2. But wherever you fall – early bird or midday bird, morning person or night owl, brunch or happy hour – please take two minutes to visit Linda’s blog today (if you don’t ask you can’t complain, if you don’t ask you can’t complain, if you don’t ask – ) and vote for my pretty pier badge!! Please and thank you.
3. We found out this weekend exactly how dependent this house is on being wired in.
4. The wifi crashed – I just heard the collective groan of all you bloggers out there – and things went downhill. Rebooting the router didn’t help. Rebooting the modem didn’t help. Calling the cable company didn’t help. Cue cry of despair.
5. Because here’s what happens when what I like to call the tech bookcase crashes: no netflix/amazon prime, but because we dropped cable for a streaming subscription there’s no regular/Sling tv either. No sports, no CNN, no random Modern Family marathons. No blogging without firing up a hot spot (hello, can you say DATA BURN?).

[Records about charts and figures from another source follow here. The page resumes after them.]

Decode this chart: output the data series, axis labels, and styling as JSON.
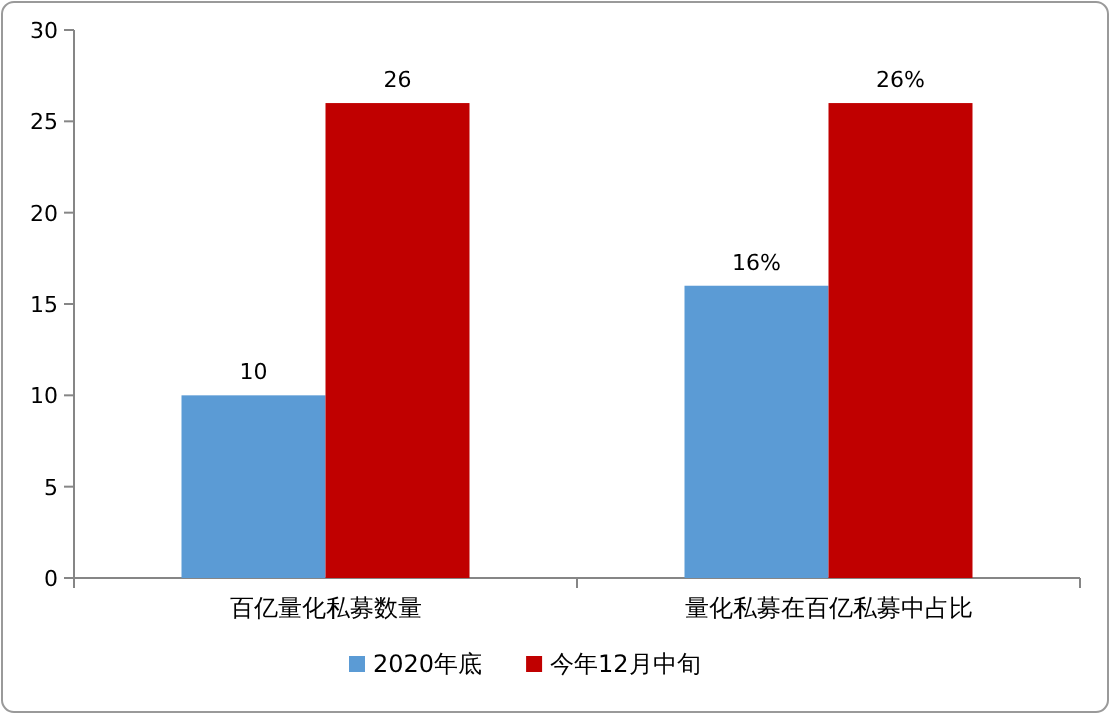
{
  "chart_data": {
    "type": "bar",
    "categories": [
      "百亿量化私募数量",
      "量化私募在百亿私募中占比"
    ],
    "series": [
      {
        "name": "2020年底",
        "color": "#5b9bd5",
        "values": [
          10,
          16
        ],
        "value_labels": [
          "10",
          "16%"
        ]
      },
      {
        "name": "今年12月中旬",
        "color": "#c00000",
        "values": [
          26,
          26
        ],
        "value_labels": [
          "26",
          "26%"
        ]
      }
    ],
    "ylim": [
      0,
      30
    ],
    "yticks": [
      0,
      5,
      10,
      15,
      20,
      25,
      30
    ],
    "legend": "bottom"
  }
}
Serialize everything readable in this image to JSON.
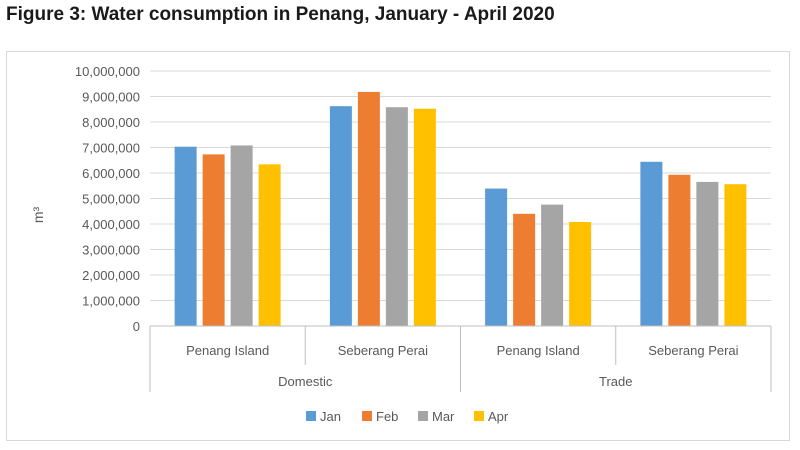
{
  "figure": {
    "title": "Figure 3: Water consumption in Penang, January - April 2020"
  },
  "chart_data": {
    "type": "bar",
    "ylabel": "m³",
    "ylim": [
      0,
      10000000
    ],
    "yticks": [
      0,
      1000000,
      2000000,
      3000000,
      4000000,
      5000000,
      6000000,
      7000000,
      8000000,
      9000000,
      10000000
    ],
    "ytick_labels": [
      "0",
      "1,000,000",
      "2,000,000",
      "3,000,000",
      "4,000,000",
      "5,000,000",
      "6,000,000",
      "7,000,000",
      "8,000,000",
      "9,000,000",
      "10,000,000"
    ],
    "groups": [
      {
        "label": "Domestic",
        "categories": [
          "Penang Island",
          "Seberang Perai"
        ]
      },
      {
        "label": "Trade",
        "categories": [
          "Penang Island",
          "Seberang Perai"
        ]
      }
    ],
    "categories": [
      "Penang Island",
      "Seberang Perai",
      "Penang Island",
      "Seberang Perai"
    ],
    "series": [
      {
        "name": "Jan",
        "color": "#5b9bd5",
        "values": [
          7030000,
          8620000,
          5390000,
          6440000
        ]
      },
      {
        "name": "Feb",
        "color": "#ed7d31",
        "values": [
          6730000,
          9180000,
          4400000,
          5930000
        ]
      },
      {
        "name": "Mar",
        "color": "#a5a5a5",
        "values": [
          7080000,
          8580000,
          4760000,
          5650000
        ]
      },
      {
        "name": "Apr",
        "color": "#ffc000",
        "values": [
          6340000,
          8520000,
          4080000,
          5560000
        ]
      }
    ],
    "grid": true,
    "legend_position": "bottom"
  }
}
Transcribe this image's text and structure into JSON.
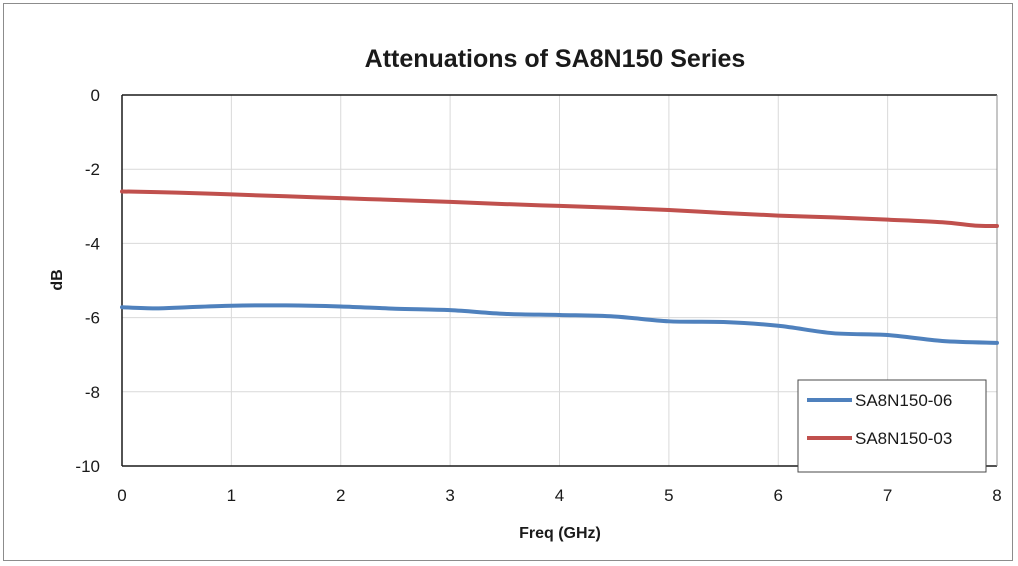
{
  "chart_data": {
    "type": "line",
    "title": "Attenuations of SA8N150 Series",
    "xlabel": "Freq (GHz)",
    "ylabel": "dB",
    "xlim": [
      0,
      8
    ],
    "ylim": [
      -10,
      0
    ],
    "x_ticks": [
      "0",
      "1",
      "2",
      "3",
      "4",
      "5",
      "6",
      "7",
      "8"
    ],
    "y_ticks": [
      "0",
      "-2",
      "-4",
      "-6",
      "-8",
      "-10"
    ],
    "grid": true,
    "legend_position": "bottom-right",
    "series": [
      {
        "name": "SA8N150-06",
        "color": "#4f81bd",
        "x": [
          0,
          0.3,
          0.6,
          1.0,
          1.5,
          2.0,
          2.5,
          3.0,
          3.5,
          4.0,
          4.5,
          5.0,
          5.5,
          6.0,
          6.5,
          7.0,
          7.5,
          8.0
        ],
        "y": [
          -5.72,
          -5.75,
          -5.72,
          -5.68,
          -5.67,
          -5.7,
          -5.76,
          -5.8,
          -5.9,
          -5.93,
          -5.97,
          -6.1,
          -6.12,
          -6.22,
          -6.42,
          -6.47,
          -6.63,
          -6.68
        ]
      },
      {
        "name": "SA8N150-03",
        "color": "#c0504d",
        "x": [
          0,
          0.5,
          1.0,
          1.5,
          2.0,
          2.5,
          3.0,
          3.5,
          4.0,
          4.5,
          5.0,
          5.5,
          6.0,
          6.5,
          7.0,
          7.5,
          7.8,
          8.0
        ],
        "y": [
          -2.6,
          -2.63,
          -2.68,
          -2.73,
          -2.78,
          -2.83,
          -2.88,
          -2.94,
          -2.99,
          -3.04,
          -3.1,
          -3.18,
          -3.25,
          -3.3,
          -3.36,
          -3.43,
          -3.52,
          -3.53
        ]
      }
    ]
  }
}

No Alexa streaming music or NPR while I’m in the kitchen. No printing. And, in a spectacularly inconvenient glitch you wouldn’t think would matter until you factor in the number of times an hour I had to hear “is the wifi fixed? is the wifi fixed? is the wifi fixed NOW?”, no gaming. Sweet baby Jesus, you mean NO FORTNITE? Are these the Dark Ages? Is this the End Times? AM I GOING TO DIE WITHOUT GETTING MY FIVE THOUSANDTH KILL?? Yeah.
6. So I should mention here that our cable company – I’m looking at YOU, Spectrum – has a monopoly in this particular area. You never really know what you’re gonna get when you call. Me? I got the typical “have you tried manually rebooting the modem?”. “Yes.” “Okay, I’ll walk you through a few steps” just in case unplugging the modem, disconnecting the cable, waiting 30 seconds, then hooking it all back up again was just too much for my addled brain to handle on my own.

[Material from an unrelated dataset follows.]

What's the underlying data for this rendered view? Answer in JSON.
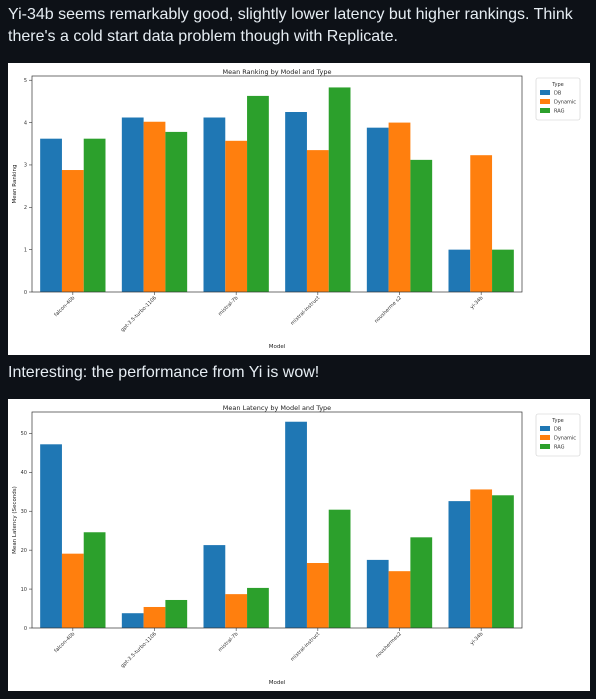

7. Shocker of shockers, we needed a technician appointment. Which they couldn’t make until the following day. Right when I needed to be someplace else. UGH. But internet.
8. So okay, I’ll go to the service and duck out five minutes early. Not ideal but doable. Right up until the moment I slide into the pew only to have my phone ring with a notification that my technician was – wait for it – ON THE WAY. An hour early. THAT NEVER HAPPENS. Cue definitively non-churchy thoughts.
9. The good news is I beat the technician back to the house. The better news is they fixed the issue (which was NOT a subpar attempt at rebooting the modem). The best news is I was non-data blogging by Sunday afternoon.
10. Hey! Have you voted yet?? Please, thank you, and I love you all. Fingers crossed!